The steps that we take in order to enter deeply and emotionally into the lives and narratives of others create empathic journeys of discovery. We emerge from these journeys freed for a time from the prison of our own habitual worldview. The intimacy with and proximity to alternate experiences of reality do nothing less than offer us insight into the parallel universes of other lives. These journeys remind us that, in truth, we know little and can learn much. I believe that Sutton provides perhaps a more powerful reading experience because of the intense physical and imaginative empathy that Moehringer underwent for his subject. He submitted to Willy Sutton’s life experience in order to gain insight and empathy. He looked through Sutton’s eyes and experienced his narrative first-hand.

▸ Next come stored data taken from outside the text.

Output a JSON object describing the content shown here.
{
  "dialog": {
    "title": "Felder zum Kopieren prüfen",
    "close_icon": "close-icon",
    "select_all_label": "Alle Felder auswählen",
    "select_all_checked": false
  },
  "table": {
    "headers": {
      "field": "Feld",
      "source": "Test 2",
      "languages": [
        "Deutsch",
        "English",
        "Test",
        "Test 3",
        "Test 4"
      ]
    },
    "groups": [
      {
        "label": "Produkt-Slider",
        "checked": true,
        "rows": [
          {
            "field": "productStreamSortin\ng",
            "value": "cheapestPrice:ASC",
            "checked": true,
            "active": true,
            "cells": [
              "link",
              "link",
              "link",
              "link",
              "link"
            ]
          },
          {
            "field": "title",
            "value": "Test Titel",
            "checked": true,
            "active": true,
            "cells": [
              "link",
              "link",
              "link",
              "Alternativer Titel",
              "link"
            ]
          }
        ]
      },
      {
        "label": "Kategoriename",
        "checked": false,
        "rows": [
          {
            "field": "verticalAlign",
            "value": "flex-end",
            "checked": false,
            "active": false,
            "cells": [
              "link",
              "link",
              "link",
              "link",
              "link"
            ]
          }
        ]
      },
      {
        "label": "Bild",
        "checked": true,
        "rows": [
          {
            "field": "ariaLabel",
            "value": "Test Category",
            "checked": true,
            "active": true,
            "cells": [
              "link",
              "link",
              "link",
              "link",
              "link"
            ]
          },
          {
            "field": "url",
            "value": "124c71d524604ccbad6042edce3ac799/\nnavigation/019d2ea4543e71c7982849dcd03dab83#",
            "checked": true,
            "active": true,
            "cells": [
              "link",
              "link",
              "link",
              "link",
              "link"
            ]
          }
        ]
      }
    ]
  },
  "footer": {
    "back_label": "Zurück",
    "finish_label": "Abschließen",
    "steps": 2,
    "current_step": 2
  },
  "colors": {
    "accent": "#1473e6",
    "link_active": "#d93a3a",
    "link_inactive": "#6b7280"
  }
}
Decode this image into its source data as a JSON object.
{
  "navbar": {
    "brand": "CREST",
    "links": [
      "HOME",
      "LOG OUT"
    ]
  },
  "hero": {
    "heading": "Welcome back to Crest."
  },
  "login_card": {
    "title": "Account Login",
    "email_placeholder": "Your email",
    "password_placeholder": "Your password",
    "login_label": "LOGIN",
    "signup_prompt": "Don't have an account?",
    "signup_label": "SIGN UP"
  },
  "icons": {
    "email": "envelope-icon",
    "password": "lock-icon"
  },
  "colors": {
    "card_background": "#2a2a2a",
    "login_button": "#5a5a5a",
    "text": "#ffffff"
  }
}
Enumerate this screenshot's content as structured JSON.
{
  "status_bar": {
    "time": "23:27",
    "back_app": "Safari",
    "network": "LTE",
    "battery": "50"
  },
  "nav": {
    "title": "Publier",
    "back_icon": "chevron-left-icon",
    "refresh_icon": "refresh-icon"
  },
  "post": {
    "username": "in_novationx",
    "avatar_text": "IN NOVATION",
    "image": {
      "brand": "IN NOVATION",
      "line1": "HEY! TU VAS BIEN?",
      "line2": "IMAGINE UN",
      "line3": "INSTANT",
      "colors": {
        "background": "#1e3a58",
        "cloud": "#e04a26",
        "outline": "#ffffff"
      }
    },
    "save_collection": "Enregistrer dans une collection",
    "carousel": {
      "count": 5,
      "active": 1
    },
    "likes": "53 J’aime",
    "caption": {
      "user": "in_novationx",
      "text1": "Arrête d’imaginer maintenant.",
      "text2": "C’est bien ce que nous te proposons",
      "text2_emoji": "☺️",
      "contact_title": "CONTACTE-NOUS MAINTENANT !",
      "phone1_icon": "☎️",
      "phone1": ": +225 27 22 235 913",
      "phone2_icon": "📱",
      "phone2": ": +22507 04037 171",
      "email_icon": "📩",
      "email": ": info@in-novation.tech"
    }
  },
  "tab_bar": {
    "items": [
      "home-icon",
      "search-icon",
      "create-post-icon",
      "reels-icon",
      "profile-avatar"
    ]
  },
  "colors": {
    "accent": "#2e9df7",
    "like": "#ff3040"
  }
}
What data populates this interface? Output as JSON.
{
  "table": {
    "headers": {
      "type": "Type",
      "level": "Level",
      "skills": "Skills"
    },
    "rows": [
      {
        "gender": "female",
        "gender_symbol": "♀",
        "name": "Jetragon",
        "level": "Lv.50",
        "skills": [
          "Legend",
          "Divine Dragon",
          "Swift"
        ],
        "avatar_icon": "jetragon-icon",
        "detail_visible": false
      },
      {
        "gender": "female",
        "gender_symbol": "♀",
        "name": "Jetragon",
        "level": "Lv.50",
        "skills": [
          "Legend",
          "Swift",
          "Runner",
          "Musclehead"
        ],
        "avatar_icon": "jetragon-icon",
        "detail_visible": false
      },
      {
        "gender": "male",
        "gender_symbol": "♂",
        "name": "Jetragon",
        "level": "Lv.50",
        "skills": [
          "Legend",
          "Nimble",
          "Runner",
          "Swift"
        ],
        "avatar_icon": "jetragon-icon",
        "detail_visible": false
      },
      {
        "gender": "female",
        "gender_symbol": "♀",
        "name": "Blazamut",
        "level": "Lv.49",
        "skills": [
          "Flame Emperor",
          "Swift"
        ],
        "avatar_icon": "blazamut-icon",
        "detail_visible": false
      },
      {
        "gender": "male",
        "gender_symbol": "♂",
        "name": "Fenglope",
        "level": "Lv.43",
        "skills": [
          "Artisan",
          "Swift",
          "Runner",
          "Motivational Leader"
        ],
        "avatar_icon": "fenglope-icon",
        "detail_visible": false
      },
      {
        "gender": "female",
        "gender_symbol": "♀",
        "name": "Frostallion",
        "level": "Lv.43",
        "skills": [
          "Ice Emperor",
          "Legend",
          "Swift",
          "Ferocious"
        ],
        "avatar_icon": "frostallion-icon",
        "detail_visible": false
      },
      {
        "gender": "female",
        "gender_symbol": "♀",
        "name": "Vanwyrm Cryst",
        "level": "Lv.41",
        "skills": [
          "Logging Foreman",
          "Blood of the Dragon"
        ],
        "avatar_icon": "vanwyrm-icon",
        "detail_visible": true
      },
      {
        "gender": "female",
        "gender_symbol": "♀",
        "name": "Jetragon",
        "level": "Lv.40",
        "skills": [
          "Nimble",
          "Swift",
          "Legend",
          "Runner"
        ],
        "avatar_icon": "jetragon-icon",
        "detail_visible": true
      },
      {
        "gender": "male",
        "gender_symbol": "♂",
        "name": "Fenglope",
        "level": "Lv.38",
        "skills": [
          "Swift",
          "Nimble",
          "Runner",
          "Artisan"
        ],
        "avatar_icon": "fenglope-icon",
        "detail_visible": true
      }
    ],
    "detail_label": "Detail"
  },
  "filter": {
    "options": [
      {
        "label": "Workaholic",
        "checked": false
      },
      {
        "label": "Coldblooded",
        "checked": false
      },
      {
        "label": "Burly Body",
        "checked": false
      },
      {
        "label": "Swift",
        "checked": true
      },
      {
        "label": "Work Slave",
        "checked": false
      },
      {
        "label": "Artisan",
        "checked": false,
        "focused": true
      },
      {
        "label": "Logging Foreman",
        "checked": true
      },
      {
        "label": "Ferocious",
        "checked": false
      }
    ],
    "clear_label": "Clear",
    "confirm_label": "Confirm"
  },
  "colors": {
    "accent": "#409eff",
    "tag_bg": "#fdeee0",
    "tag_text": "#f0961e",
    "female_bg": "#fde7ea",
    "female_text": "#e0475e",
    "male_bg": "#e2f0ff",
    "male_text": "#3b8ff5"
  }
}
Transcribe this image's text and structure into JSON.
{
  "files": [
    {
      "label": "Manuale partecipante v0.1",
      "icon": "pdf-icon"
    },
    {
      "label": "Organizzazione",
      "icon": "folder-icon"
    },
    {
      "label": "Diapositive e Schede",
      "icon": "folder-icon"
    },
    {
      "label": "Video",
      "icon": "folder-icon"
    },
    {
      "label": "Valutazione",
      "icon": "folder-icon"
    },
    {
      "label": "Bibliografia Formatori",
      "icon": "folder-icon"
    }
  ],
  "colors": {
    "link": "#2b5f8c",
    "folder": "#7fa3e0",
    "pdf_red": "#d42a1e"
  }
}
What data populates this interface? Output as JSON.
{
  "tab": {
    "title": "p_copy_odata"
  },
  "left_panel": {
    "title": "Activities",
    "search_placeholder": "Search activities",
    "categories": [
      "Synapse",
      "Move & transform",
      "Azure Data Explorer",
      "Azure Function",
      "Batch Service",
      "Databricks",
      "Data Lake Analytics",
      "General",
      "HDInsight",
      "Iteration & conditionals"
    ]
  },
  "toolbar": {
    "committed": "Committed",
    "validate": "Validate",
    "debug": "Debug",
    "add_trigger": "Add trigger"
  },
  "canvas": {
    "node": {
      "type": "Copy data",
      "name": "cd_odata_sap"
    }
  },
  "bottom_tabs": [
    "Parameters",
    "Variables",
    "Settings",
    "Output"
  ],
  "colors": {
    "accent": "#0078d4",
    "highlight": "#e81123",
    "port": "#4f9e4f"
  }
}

A recent article in the New York Times chronicled the event of young people tattooing onto their own bodies the exact same numbers that their grandparents who had survived the Holocaust had burned into their skin by Nazis. I find this act of the grandchildren’s’ physical memory, of empathy, of sharing in company through time very moving and stirring. Besides providing the person who has it a sense of solidarity with those who were in the camps, the act is a visible link between generations and histories. Their actions are facts in the world. This physical act of commitment is one of empathy and living memory. Their actions transcend the fact of the prison camps and make history more emotional and personal.
The theater is a complicated medium. Not only do we appeal to the audience’s sensibilities with empathy and narrative, but we also simultaneously employ spectacle, ritual, entertainment, magic, active participation and learning in the composition of a theatrical production. In addition to the fictional drama of a play, the audience also viscerally experiences the community of actors in the process of real social exchange. How the actors inhabit the space with one another and with the audience is a part of the experience of the play. Our task is to provide audiences access to the kind of empathic journeys that allow simultaneously for critical distance and compassionate intimacy.